FIG. 1 is a schematic view of a measurement system according to the present invention;

FIG. 2 is a schematic view of a cut-away side of the cage of the present invention;

FIG. 3 is a schematic illustration of the TMR magnetoresistive tunnel sensor and eddy current sensor locations of the present invention;

FIG. 4 is a graph comparing the TMR tunnel magnetoresistive sensor and the eddy current sensor of the present invention for measuring the bearing and motor speed;

FIG. 5 is a line graph of deviation of TMR tunnel magnetoresistive sensor and eddy current sensor in the present invention;

FIG. 6 is a comparison of waveforms of data collected by two sensors at a sampling frequency of 10 kHz;

in the figure: the sensor comprises a 1-holding frame, a 2-magnetic film, a 3-TMR tunnel magnetoresistive sensor probe surface, a 4-TMR tunnel magnetoresistive sensor, a 5-eddy current sensor, a 6-bearing, a 7-shaft, an 8-motor, a 9-coupler and a 10-protective cover.

Detailed Description

The present invention will be described in detail below with reference to the accompanying drawings and specific embodiments.

In the description of the present invention, it is to be understood that the terms "center", "longitudinal", "lateral", "up", "down", "front", "back", "left", "right", "vertical", "horizontal", "top", "bottom", "inner", "outer", and the like, indicate orientations or positional relationships based on those shown in the drawings, and are used only for convenience in describing the present invention and for simplicity in description, and do not indicate or imply that the referenced devices or elements must have a particular orientation, be constructed and operated in a particular orientation, and thus, are not to be construed as limiting the present invention.
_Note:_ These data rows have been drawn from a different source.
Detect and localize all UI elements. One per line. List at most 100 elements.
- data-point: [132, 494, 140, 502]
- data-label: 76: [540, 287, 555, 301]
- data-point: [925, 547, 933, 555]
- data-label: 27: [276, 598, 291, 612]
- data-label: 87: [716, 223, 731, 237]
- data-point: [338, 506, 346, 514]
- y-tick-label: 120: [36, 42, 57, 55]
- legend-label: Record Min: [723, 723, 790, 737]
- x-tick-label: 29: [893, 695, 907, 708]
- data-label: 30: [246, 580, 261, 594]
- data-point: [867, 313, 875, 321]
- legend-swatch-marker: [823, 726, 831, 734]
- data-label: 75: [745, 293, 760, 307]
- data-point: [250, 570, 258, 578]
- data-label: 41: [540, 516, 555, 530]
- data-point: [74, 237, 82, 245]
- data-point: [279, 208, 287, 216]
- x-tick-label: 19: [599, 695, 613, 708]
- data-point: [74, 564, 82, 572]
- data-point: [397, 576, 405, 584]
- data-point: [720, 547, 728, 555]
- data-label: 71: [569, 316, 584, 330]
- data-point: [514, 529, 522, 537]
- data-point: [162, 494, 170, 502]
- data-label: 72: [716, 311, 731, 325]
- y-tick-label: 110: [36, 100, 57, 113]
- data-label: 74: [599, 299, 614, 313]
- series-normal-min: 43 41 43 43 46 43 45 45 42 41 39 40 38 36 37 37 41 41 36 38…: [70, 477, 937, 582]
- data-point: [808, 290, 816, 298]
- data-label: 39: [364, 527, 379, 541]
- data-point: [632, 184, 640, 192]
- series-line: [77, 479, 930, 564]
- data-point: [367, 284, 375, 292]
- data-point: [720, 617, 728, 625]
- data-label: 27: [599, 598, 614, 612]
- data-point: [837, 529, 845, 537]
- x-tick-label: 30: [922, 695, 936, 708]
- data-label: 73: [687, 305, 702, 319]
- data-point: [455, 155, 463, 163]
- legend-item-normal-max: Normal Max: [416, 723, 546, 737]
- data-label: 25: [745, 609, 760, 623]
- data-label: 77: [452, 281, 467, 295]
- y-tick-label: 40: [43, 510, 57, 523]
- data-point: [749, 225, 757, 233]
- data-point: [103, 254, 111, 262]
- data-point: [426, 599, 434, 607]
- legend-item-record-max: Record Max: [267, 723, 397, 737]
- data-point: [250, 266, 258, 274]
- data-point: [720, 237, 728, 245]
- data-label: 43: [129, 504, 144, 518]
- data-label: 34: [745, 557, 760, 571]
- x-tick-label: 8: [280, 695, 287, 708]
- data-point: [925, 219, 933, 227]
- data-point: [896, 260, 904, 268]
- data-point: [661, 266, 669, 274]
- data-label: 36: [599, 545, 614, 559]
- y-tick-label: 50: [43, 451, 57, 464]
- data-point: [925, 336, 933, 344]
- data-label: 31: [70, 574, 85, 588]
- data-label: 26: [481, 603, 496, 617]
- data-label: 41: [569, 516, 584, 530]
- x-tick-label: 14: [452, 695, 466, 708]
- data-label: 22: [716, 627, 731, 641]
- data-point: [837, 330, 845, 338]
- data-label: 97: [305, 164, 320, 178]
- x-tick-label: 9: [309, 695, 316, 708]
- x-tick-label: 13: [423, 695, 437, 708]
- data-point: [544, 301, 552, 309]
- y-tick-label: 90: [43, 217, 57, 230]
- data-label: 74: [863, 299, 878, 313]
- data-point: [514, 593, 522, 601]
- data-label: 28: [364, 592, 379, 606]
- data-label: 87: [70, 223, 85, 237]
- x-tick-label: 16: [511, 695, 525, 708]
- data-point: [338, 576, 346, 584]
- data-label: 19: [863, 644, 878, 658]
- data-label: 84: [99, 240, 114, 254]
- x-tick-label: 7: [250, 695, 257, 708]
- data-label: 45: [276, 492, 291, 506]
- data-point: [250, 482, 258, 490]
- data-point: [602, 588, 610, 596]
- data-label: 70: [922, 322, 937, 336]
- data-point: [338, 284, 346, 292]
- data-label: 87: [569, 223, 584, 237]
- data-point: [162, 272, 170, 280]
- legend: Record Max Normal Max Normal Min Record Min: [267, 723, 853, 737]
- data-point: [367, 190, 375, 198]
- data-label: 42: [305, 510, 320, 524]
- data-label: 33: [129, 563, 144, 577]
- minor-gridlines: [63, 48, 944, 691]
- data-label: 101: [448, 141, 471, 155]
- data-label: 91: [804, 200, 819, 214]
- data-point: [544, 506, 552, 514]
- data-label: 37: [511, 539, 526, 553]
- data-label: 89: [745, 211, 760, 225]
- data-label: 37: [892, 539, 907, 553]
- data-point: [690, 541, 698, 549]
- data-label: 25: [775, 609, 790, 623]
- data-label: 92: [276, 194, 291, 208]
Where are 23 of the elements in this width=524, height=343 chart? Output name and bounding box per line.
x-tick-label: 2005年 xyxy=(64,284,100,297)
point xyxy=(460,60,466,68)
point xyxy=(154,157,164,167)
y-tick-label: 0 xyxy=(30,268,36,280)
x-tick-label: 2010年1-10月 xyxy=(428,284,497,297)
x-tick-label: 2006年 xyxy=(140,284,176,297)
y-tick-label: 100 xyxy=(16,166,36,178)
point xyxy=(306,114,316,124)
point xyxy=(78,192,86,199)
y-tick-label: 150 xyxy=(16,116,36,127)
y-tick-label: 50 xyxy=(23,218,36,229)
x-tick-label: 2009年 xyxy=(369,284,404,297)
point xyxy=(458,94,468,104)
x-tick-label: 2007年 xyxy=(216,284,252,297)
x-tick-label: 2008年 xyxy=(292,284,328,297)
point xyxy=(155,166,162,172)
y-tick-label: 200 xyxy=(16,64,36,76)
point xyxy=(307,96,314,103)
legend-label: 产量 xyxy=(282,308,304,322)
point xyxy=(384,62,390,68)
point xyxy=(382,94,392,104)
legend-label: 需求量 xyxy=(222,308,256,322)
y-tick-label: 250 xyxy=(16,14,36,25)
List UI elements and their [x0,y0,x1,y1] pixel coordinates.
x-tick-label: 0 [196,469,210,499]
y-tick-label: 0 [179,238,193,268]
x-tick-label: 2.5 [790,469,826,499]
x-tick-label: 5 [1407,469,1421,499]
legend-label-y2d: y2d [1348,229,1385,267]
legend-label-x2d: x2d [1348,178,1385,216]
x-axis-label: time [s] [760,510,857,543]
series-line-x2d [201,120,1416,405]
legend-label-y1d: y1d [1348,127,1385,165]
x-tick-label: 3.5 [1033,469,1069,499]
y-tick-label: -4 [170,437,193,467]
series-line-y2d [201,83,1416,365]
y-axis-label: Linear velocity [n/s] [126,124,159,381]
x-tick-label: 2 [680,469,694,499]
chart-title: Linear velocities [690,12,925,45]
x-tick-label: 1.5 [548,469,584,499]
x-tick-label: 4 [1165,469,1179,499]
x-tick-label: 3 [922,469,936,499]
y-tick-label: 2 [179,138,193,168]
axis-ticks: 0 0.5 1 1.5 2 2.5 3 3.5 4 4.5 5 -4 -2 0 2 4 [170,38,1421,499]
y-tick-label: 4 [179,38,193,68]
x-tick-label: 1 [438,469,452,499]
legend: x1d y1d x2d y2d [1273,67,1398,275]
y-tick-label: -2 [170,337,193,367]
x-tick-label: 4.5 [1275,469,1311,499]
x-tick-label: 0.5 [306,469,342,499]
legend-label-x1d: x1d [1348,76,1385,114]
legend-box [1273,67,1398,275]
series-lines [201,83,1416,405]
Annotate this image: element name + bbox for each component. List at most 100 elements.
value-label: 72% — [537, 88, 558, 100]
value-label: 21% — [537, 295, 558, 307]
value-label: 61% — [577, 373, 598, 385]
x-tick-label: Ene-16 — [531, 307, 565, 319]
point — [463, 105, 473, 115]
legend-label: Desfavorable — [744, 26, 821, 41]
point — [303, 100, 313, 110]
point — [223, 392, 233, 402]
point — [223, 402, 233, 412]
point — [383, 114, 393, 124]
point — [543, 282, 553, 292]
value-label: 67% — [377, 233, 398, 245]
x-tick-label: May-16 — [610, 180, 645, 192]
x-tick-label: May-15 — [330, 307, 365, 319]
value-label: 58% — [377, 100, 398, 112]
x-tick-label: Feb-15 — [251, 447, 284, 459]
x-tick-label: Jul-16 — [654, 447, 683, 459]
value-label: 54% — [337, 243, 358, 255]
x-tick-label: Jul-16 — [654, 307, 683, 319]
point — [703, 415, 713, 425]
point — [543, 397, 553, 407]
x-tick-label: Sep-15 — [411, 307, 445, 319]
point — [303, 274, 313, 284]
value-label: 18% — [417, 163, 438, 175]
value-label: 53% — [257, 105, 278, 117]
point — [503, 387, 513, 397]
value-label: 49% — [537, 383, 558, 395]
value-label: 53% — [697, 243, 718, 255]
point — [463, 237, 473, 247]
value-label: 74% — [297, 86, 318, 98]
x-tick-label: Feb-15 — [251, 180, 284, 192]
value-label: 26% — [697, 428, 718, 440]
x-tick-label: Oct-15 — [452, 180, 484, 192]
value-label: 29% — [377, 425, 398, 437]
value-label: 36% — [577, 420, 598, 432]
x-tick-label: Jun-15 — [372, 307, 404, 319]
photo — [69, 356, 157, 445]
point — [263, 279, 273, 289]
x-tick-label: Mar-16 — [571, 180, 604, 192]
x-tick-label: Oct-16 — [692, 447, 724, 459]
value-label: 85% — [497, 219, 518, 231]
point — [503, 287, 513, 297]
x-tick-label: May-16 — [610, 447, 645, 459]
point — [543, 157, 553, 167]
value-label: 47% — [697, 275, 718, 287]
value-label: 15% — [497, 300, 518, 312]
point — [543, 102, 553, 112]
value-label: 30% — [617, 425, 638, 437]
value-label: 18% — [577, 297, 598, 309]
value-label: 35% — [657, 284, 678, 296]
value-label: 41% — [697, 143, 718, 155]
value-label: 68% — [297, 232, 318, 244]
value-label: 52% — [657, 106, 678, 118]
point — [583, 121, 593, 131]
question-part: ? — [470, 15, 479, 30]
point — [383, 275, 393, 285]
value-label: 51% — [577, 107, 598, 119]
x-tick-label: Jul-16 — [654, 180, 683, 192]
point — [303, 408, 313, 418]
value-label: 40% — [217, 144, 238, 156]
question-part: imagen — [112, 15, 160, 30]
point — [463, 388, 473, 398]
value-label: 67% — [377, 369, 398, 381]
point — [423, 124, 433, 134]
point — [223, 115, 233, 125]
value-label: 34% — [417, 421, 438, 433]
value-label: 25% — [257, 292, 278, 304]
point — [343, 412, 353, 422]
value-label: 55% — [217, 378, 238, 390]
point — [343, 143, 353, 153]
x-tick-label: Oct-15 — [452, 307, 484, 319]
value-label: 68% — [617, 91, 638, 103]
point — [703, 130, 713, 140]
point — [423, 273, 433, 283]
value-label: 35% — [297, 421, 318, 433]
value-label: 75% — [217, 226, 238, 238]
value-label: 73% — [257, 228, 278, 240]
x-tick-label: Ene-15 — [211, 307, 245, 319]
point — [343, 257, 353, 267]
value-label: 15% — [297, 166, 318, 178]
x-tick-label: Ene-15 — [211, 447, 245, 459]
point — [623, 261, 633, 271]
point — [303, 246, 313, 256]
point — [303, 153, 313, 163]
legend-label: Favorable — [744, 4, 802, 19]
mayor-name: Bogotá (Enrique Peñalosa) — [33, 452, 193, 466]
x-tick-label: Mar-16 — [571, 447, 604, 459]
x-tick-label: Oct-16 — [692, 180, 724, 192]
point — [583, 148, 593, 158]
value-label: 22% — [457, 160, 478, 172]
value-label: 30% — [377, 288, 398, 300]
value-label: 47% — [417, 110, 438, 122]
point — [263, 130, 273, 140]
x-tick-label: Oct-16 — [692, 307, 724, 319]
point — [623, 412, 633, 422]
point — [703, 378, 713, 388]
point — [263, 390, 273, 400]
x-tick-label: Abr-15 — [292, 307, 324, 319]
Furthermore, the terms "first", "second" and "first" are used for descriptive purposes only and are not to be construed as indicating or implying relative importance or implicitly indicating the number of technical features indicated. Thus, a feature defined as "first" or "second" may explicitly or implicitly include one or more of that feature. In the description of the present invention, "a plurality" means two or more unless otherwise specified.